I work for the State of Florida, at the Department of Labor. Since this terrorism in NYC and DC, we have been flooded with e-mails from the Secretary of Labor and various associates, ending their e-mails with stuff like "God Keep us All" and "God Bless Us" and the ever popular "God Bless America."
Now several months ago, we got an order to remove all tag-lines and signatures from e-mail as it could offend people and so forth. I did so.
You know, now they make me feel like a crank for complaining, but I don't want to hear about God at work.
I think, right now, we need science, not God. We need science that created the saws and cranes and torches that are going to save people. Not God.
I also think that if I was, say, a Satanist, they would come down hard on me if I ended my e-mails with, "Hail Almighty Satan! 666 Forever!"

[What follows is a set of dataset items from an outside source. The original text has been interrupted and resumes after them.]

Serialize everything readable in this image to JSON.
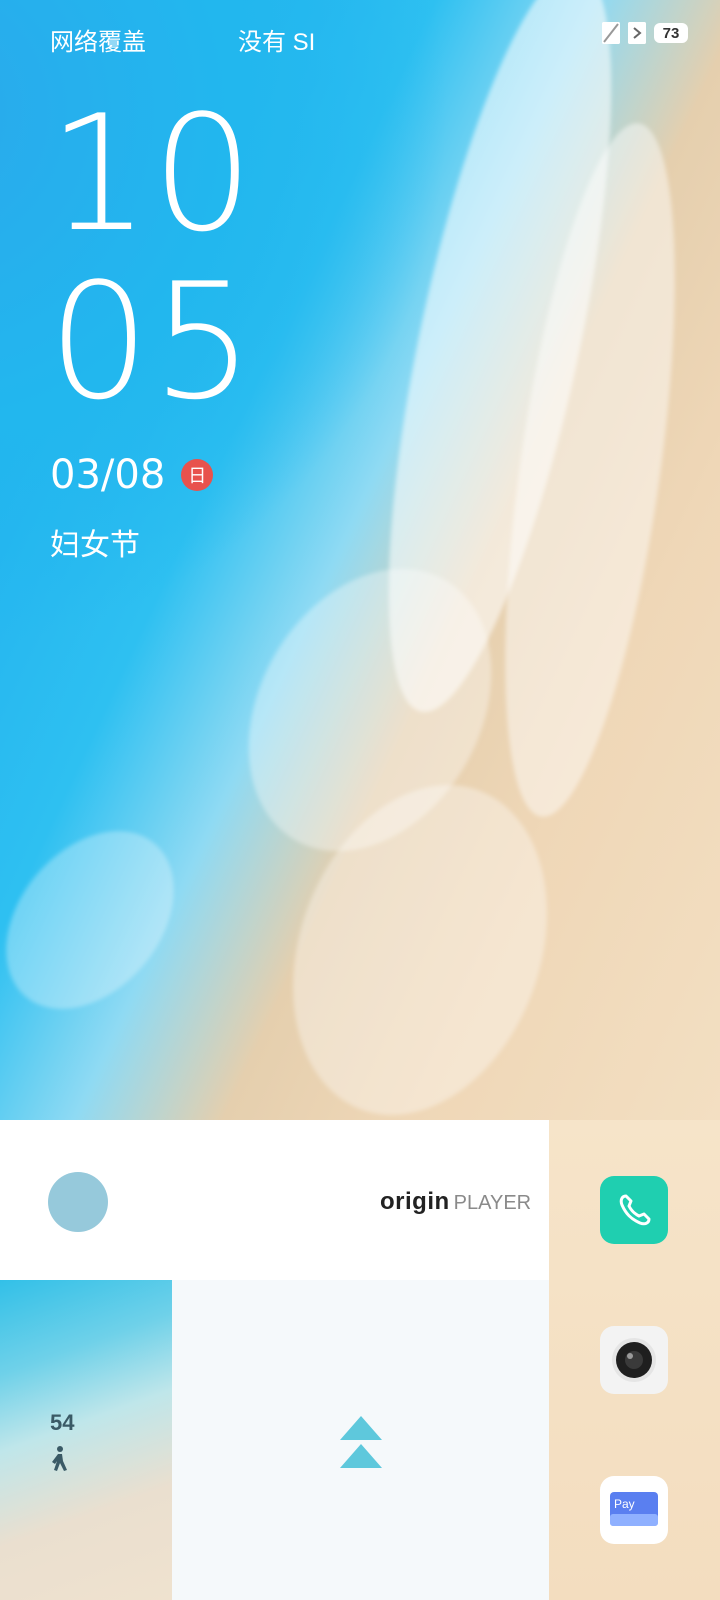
{
  "status_bar": {
    "carrier_1": "网络覆盖",
    "carrier_2": "没有 SI",
    "battery_level": "73",
    "icons": [
      "nfc-icon",
      "vibrate-icon",
      "battery-icon"
    ]
  },
  "lockscreen": {
    "hour": "10",
    "minute": "05",
    "date": "03/08",
    "weekday": "日",
    "holiday": "妇女节"
  },
  "widgets": {
    "player_logo_main": "origin",
    "player_logo_sub": "PLAYER",
    "steps": "54"
  },
  "dock": {
    "apps": [
      "phone-icon",
      "camera-icon",
      "pay-icon"
    ],
    "pay_label": "Pay"
  },
  "colors": {
    "phone_app": "#1fcfb0",
    "weekday_badge": "#e8524d",
    "slide_arrows": "#5ec8dc"
  }
}
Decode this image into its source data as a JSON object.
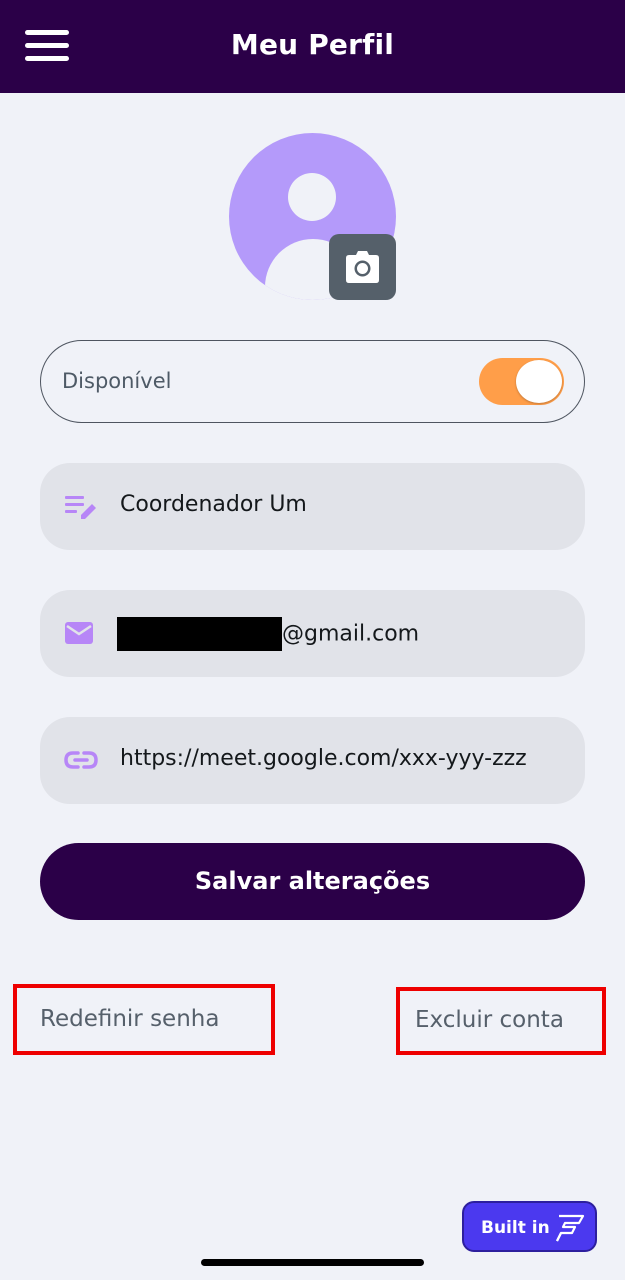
{
  "header": {
    "title": "Meu Perfil",
    "menu_icon": "hamburger-menu-icon"
  },
  "avatar": {
    "icon": "user-avatar-icon",
    "color": "#b49afa",
    "camera_icon": "camera-icon"
  },
  "status": {
    "label": "Disponível",
    "toggle_on": true,
    "toggle_color": "#ff9e49"
  },
  "fields": {
    "name": {
      "icon": "edit-notes-icon",
      "value": "Coordenador Um"
    },
    "email": {
      "icon": "mail-icon",
      "value_visible": "@gmail.com",
      "redacted": true
    },
    "link": {
      "icon": "link-icon",
      "value": "https://meet.google.com/xxx-yyy-zzz"
    }
  },
  "actions": {
    "save_label": "Salvar alterações",
    "reset_password_label": "Redefinir senha",
    "delete_account_label": "Excluir conta"
  },
  "badge": {
    "label": "Built in",
    "icon": "flutterflow-logo-icon"
  },
  "colors": {
    "primary": "#2b0048",
    "background": "#f0f2f8",
    "accent_icon": "#b786f7",
    "highlight_border": "#ee0000",
    "badge": "#4b39ef"
  }
}
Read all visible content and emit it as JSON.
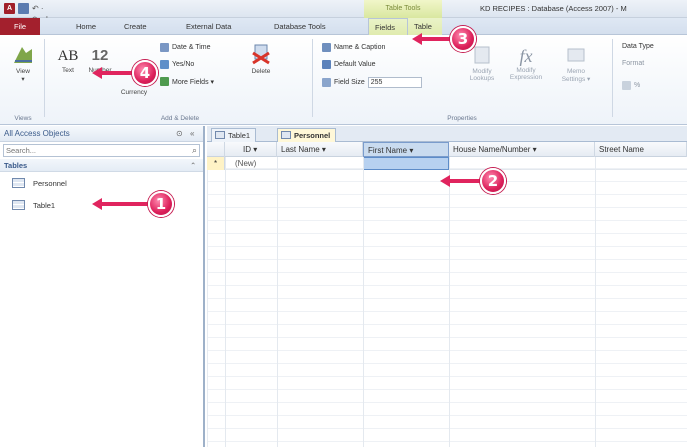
{
  "title_bar": {
    "access_icon": "A",
    "undo_redo": "↶ · ↷ · |▾",
    "contextual_group": "Table Tools",
    "window_title": "KD RECIPES : Database (Access 2007) - M"
  },
  "ribbon_tabs": [
    "File",
    "Home",
    "Create",
    "External Data",
    "Database Tools",
    "Fields",
    "Table"
  ],
  "ribbon": {
    "view_label": "View",
    "views_group": "Views",
    "text_icon": "AB",
    "text_label": "Text",
    "number_icon": "12",
    "number_label": "Number",
    "currency_label": "Currency",
    "date_time": "Date & Time",
    "yes_no": "Yes/No",
    "more_fields": "More Fields ▾",
    "delete_label": "Delete",
    "add_delete_group": "Add & Delete",
    "name_caption": "Name & Caption",
    "default_value": "Default Value",
    "field_size_label": "Field Size",
    "field_size_value": "255",
    "modify_lookups": "Modify Lookups",
    "expression_icon": "fx",
    "modify_expression": "Modify Expression",
    "memo_settings": "Memo Settings ▾",
    "properties_group": "Properties",
    "data_type": "Data Type",
    "format": "Format",
    "percent": "%"
  },
  "nav_pane": {
    "title": "All Access Objects",
    "search_placeholder": "Search...",
    "group": "Tables",
    "items": [
      "Personnel",
      "Table1"
    ]
  },
  "document": {
    "tabs": [
      "Table1",
      "Personnel"
    ],
    "columns": [
      "ID",
      "Last Name",
      "First Name",
      "House Name/Number",
      "Street Name"
    ],
    "new_row_marker": "*",
    "new_row_id": "(New)"
  },
  "callouts": [
    "1",
    "2",
    "3",
    "4"
  ],
  "colors": {
    "callout": "#e0245e",
    "file_tab": "#a3202d",
    "selection": "#b7d1f0"
  }
}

I'm not a Satanist, though, I'm an atheist. And even if I was, I wouldn't do something to make other people feel uncomfortable.
Is this a Civil Rights issue? Can I go to the civil rights office at work and file a complaint? What about retribution? This place drips politics and backstabbing, and cronyism and favoritism.
Do you have any advice?
Hail Satan! (Just kidding).
From: "Positive Atheism" <firstname.lastname@example.org>
To: "William Sherman"
Subject: Re: My boss is a theist ...
Date: September 13, 2001 7:21 PM
Who issued the order to end the tag-lines? I would start there.

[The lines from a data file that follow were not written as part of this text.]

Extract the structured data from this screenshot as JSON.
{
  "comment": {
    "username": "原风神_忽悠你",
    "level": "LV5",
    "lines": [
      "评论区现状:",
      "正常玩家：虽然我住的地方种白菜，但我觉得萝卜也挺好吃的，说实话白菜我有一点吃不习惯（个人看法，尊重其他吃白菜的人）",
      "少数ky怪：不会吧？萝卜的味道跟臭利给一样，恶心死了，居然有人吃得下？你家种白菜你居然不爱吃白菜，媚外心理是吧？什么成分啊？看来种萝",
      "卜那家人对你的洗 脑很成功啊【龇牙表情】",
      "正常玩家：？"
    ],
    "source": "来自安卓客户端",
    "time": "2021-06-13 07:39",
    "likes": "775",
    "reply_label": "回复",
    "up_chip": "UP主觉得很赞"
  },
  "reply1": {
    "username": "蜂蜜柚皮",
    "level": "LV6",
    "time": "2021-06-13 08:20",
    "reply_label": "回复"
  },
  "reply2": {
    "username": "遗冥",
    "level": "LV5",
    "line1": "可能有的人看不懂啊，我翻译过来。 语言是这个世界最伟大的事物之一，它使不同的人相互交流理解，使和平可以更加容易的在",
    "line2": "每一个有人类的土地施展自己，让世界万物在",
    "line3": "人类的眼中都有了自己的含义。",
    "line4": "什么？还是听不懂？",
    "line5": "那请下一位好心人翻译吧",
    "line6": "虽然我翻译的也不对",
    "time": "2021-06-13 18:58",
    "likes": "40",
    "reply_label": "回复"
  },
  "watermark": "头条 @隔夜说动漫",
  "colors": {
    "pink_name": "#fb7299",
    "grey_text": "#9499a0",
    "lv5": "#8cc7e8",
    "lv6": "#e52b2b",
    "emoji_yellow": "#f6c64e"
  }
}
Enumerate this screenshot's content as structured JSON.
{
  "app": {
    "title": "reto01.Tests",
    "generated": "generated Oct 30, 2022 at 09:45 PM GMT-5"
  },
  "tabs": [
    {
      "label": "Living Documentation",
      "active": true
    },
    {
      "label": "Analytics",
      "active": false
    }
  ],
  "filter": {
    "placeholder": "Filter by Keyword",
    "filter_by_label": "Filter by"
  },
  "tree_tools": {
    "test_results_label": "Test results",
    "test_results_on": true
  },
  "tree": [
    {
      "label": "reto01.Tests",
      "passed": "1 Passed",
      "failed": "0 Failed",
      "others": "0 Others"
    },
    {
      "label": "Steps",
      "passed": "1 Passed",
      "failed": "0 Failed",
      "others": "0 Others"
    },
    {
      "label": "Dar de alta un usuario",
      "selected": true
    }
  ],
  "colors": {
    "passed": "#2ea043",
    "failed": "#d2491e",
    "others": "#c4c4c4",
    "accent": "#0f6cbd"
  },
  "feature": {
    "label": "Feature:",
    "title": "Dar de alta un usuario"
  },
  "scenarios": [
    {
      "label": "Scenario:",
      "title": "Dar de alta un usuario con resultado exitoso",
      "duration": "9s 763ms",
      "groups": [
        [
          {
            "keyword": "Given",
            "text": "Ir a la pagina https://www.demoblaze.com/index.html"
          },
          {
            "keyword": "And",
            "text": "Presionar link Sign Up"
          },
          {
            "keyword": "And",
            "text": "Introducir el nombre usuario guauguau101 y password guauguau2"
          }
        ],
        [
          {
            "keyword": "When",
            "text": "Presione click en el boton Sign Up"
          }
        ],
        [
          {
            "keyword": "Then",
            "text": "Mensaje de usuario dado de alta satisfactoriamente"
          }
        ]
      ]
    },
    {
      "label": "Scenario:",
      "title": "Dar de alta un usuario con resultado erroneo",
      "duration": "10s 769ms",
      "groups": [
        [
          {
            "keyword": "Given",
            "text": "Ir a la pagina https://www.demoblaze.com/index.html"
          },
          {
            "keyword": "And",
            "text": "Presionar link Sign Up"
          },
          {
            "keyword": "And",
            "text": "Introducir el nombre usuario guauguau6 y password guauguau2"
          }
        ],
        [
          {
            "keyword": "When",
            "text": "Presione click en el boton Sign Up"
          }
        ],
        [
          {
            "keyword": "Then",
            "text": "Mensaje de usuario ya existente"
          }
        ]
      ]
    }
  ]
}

Then, it's time to step out and commit the ultimate crime of criticizing religion in the face of this tragedy. It's time to point out that religion is what caused this to happen (religion combined with nationalism whipped up into a frenzy that can only be compared to religious fervor), religion is being used to justify it, and religion is fermenting the feelings of revenge that can only escalate this thing into global conflict.
I will start by pointing out that I do not see the connection between this incident and that god-talk which I have thus far heard in response. We are being asked to pray to a god who, from all appearances, was asleep at the wheel on Tuesday. It makes much more sense (that it, it makes me feel much more "complete"), to simply assume that no such thing as God exists.

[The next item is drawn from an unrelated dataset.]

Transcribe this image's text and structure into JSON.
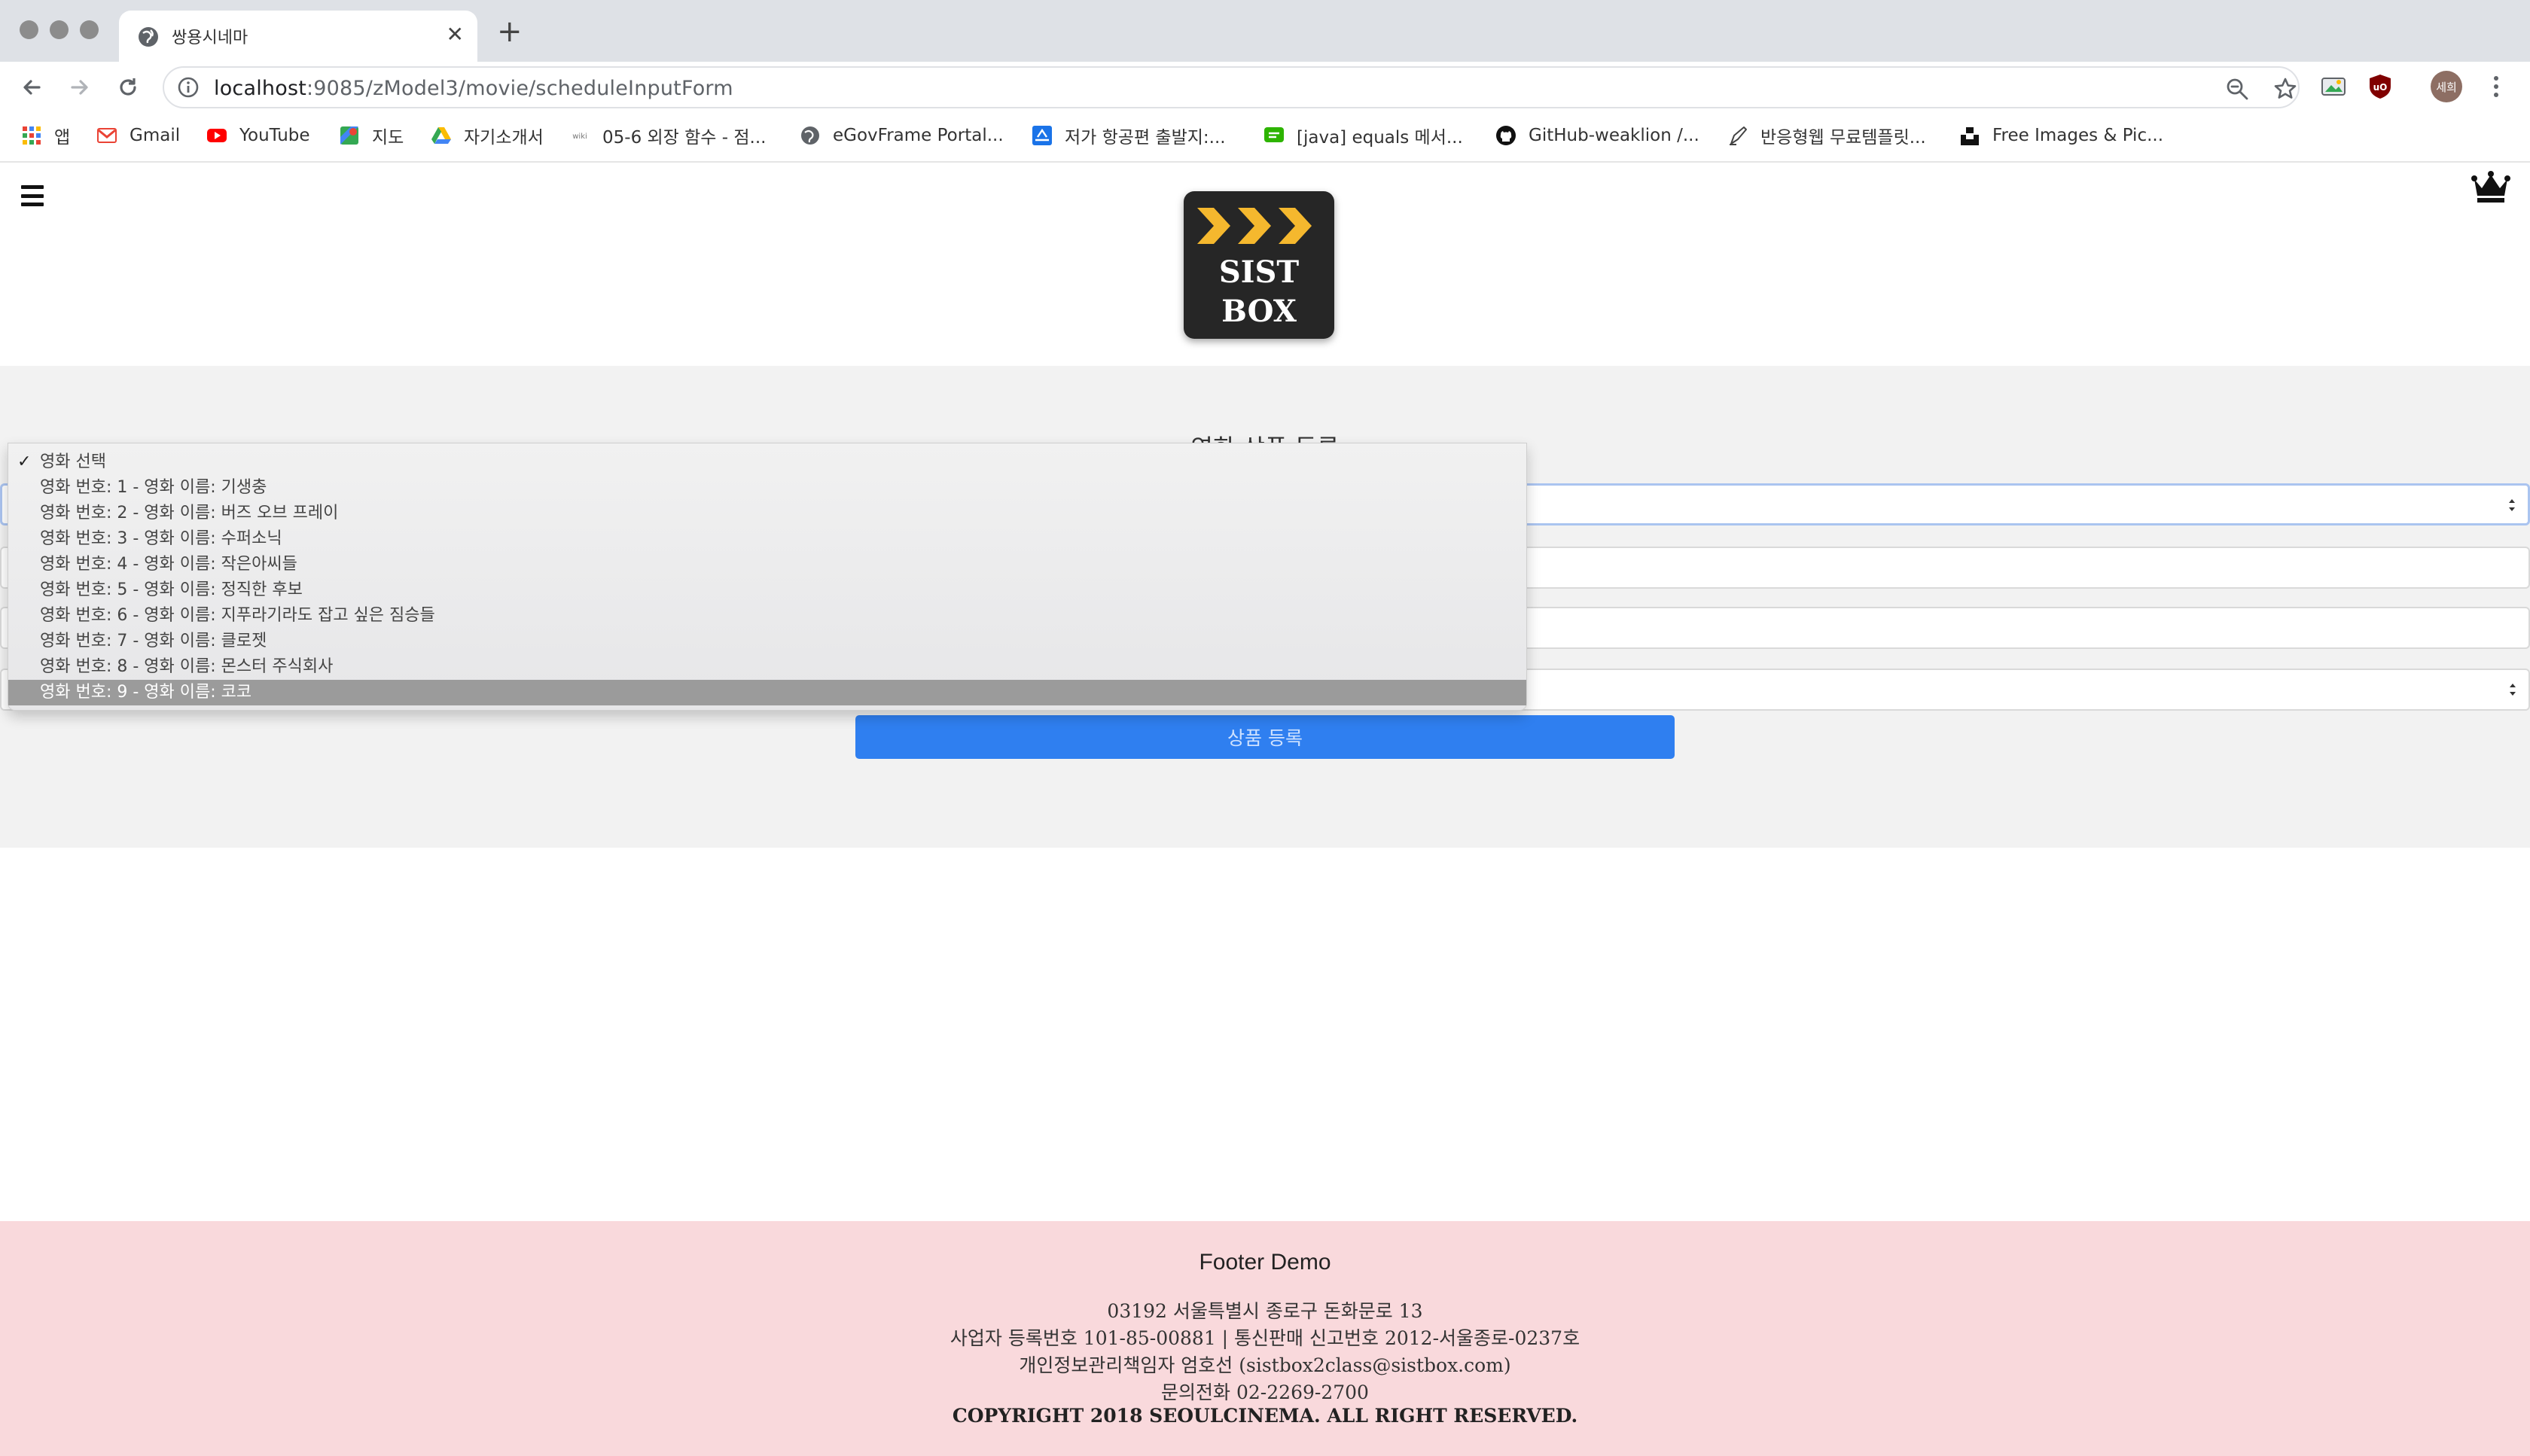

Yes, this is risky, but I am suggesting that we at least popularize the question regarding the connection between the god-talk and what has really happened. I am also recommending that we point out to our immediate associates that religion is what started this whole thing and religion is what could easily escalate it into a problem that will eventually dwarf what happened on Tuesday into insignificance. That is what religious fervor does, especially when mixed with nationalism that has been whipped up into a frenzy of religious proportions.